L’Università La Sapienza di Roma, la più antica università di Roma e la più grande in Europa, dal dicembre 2020 è diretta da una donna. È la prima rettrice donna dell’università di Roma la Sapienza in 717 anni della sua storia. Un esempio, che illustra perfettamente la situazione squilibrata della presenza femminile nei posti di decisione in Italia. I posti di lavoro dove le donne sono di più sono quelli dei Coadiuvanti familiari (56%), Collaboratori (55%) e Impiegati o Intermedi (57%). Questi dati significano che le donne sono più numerose nei posti a bassa qualifica, che nei posti di decisioni. Questa differenza di trattamento si fa notare anche a livello di stipendio. Il rapporto Censis sottolinea ad esempio una differenza di reddito fra i professionisti iscritti alle Casse previdenziali privatizzate nel 2017. La differenza di reddito fra uomini e donne è di circa €15.000 (€41.507 per gli uomini contro €26.537 per le donne). Lo stesso vale per la professione legale, dove i valori di reddito non sono gli stessi tra gli uomini e le donne. Il reddito degli avvocati maschi è di €51.827, mentre quello delle donne è di €23.357. Questo significa che le donne avvocato ricevono appena la metà del reddito degli uomini nella stessa professione.

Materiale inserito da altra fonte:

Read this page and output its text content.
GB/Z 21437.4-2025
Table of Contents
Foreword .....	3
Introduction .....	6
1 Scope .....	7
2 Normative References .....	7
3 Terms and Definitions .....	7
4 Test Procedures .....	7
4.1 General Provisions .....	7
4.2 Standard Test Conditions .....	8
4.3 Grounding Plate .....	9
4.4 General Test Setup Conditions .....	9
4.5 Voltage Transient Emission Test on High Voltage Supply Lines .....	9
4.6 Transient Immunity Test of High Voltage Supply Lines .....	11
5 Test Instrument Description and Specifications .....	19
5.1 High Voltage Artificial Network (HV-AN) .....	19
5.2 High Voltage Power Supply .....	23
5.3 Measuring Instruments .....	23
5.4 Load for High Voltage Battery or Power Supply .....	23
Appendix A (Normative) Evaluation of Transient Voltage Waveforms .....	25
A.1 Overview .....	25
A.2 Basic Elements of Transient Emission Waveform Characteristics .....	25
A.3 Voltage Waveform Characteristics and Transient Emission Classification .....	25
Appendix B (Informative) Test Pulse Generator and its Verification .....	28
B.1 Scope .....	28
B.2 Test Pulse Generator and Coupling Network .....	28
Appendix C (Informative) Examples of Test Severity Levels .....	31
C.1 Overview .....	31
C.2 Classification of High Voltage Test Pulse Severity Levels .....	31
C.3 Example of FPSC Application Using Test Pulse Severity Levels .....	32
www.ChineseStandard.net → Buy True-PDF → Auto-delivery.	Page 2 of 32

Anche se bisogna riconoscere che l’accesso delle donne a posizioni di responsabilità è chiaramente migliorato nel periodo 2015-2020, siamo molto lontani dal raggiungere la parità di genere come stabilito dall’obiettivo 5 dell’Agenda 2030. Alcuni lo vedono come un obiettivo impossibile. Altri, meno pessimisti, credono che ci vorranno ancora diversi decenni per raggiungerlo.